With respect to the Rule 502(b) issue, the magistrate judge focused (as highlighted above) on the “reasonableness” of the insurance company’s actions to protect the privileged materials. Based upon “material facts… not in dispute,” the magistrate judge determined there was “no evidence… that any precautions were taken to prevent this disclosure.” (emphasis by the court) By making the case file “accessible to anyone with access to the internet,” with no password protection, the insurance company failed the most basic tenet of “reasonableness”; as the magistrate judge concluded: “It is hard to imagine an act that would be more contrary to protecting the confidentiality of information than to post the information to the world wide web.” (The magistrate judge also ruled that there was a waiver of any attorney work product on similar grounds.)
Turning to the disqualification motion, the magistrate judge then ruled that the actions of defense counsel were improper under federal and Virginia procedural rules, as well as under operative Virginia ethics opinions (including Opinion 1871). Given that the e-mail link to the file-sharing site had a prominent “Confidentiality Notice” (which included this language: “This e-mail contains information that is privileged and confidential, and subject to legal restrictions and penalties regarding its unauthorized disclosure or other use.”), defense counsel (i) should have contacted plaintiff’s counsel about its access to the case file, and (ii) should have sought the court’s guidance as to whether there had been a waiver of applicable protections, before making use of the information. [All defense counsel had done was to call the Virginia State Bar Ethics Hotline for advice, action which, in the words of the magistrate judge, “belie[d] any claim that they believed that their receipt and use of the materials… was proper under the circumstances.”]

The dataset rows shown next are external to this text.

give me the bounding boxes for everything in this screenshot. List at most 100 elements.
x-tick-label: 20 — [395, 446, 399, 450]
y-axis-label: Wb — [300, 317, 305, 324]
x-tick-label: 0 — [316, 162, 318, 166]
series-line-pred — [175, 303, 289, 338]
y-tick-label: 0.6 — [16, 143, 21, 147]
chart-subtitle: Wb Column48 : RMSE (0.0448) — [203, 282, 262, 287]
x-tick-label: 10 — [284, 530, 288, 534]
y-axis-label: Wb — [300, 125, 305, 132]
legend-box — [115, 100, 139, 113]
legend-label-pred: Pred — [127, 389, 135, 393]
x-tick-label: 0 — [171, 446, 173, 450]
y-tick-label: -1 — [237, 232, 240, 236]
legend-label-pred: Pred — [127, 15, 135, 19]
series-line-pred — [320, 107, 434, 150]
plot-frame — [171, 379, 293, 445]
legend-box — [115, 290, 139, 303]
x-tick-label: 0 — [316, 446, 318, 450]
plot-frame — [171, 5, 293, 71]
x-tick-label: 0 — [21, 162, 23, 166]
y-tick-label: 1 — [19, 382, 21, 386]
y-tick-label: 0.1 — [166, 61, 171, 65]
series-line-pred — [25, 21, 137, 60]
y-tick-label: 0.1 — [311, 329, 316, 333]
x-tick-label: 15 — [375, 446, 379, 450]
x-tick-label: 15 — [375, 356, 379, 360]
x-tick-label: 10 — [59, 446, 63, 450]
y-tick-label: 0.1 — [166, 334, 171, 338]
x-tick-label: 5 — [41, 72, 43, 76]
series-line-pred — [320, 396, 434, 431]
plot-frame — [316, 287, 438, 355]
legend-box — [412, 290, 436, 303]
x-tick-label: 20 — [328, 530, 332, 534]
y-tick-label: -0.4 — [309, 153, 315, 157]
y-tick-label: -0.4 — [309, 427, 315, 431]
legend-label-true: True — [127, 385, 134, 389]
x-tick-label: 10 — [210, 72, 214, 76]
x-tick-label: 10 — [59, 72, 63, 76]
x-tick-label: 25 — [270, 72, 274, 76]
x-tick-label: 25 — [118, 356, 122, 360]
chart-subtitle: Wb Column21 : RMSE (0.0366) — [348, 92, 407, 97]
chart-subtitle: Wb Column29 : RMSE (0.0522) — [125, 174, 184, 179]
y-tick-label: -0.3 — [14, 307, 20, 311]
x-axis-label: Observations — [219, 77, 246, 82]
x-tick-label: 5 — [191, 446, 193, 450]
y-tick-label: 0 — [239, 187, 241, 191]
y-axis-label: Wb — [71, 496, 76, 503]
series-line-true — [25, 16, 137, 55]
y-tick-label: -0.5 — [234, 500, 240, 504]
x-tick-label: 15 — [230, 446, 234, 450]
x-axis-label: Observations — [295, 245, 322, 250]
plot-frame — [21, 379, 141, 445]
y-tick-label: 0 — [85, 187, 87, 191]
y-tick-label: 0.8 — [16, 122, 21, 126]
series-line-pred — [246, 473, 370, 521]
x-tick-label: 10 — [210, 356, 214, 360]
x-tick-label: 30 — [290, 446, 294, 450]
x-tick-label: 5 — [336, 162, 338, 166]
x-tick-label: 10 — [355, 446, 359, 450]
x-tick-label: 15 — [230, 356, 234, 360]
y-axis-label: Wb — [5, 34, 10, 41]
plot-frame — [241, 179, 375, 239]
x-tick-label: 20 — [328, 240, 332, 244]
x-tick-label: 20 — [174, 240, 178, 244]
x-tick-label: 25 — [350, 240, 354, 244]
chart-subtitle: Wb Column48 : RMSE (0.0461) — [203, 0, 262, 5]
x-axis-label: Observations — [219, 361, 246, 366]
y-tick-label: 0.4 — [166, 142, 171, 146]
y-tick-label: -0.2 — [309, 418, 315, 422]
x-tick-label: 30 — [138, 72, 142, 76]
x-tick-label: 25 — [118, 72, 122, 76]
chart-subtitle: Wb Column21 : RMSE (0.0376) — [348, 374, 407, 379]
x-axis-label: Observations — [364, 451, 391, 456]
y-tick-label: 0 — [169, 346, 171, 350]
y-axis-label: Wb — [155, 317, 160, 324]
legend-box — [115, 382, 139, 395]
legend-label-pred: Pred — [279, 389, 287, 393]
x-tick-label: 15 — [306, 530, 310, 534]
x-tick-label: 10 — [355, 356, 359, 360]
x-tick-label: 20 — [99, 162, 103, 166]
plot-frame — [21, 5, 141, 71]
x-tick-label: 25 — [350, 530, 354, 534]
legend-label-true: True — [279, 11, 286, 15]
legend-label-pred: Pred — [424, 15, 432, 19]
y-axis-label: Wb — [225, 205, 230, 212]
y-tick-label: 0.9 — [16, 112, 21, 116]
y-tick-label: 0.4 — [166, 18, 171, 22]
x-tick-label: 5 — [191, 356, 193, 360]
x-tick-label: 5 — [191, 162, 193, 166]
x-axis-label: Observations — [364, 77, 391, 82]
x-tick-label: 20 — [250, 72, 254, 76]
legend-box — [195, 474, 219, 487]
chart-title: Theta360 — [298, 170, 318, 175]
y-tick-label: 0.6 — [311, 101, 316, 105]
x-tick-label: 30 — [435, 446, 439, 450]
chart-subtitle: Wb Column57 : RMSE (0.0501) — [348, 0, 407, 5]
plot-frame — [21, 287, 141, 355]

As to a sanction, the magistrate judge ruled that disqualification would be pointless, since “based on the court’s ruling on waiver, substitute counsel would have access to the same information.” As such, she found that “the more reasonable sanction is that defense counsel should bear the cost of the parties in obtaining the court’s ruling on the matter.”
Conclusion
In light of all of the foregoing, a number of concerned folks have suggested that the ethics gurus should go back and articulate a better (and more transparent) set of standards to govern how to handle inadvertent disclosure. But there has been significant pushback to that suggestion—on the ground that such a step “would be a step backwards.” According to one commentator, “[a] profoundly important argument for limiting the scope of lawyers’ ethical obligations in these situations is the unfairness of making the ‘innocent’ lawyers who receive such communications potentially subject to professional discipline in situations” not of their making; according to this pushback argument, “vagueness is preferable to… any broader rule.” See A. Davis, “Inadvertent Disclosure—Regrettable Confusion,” New York Law Journal (November 7, 2011).
Who is right in this debate? Who knows. What I do know is that, at present, inadvertent disclosure is one tricky and sticky wicket for any lawyer who gets caught up in it unaware.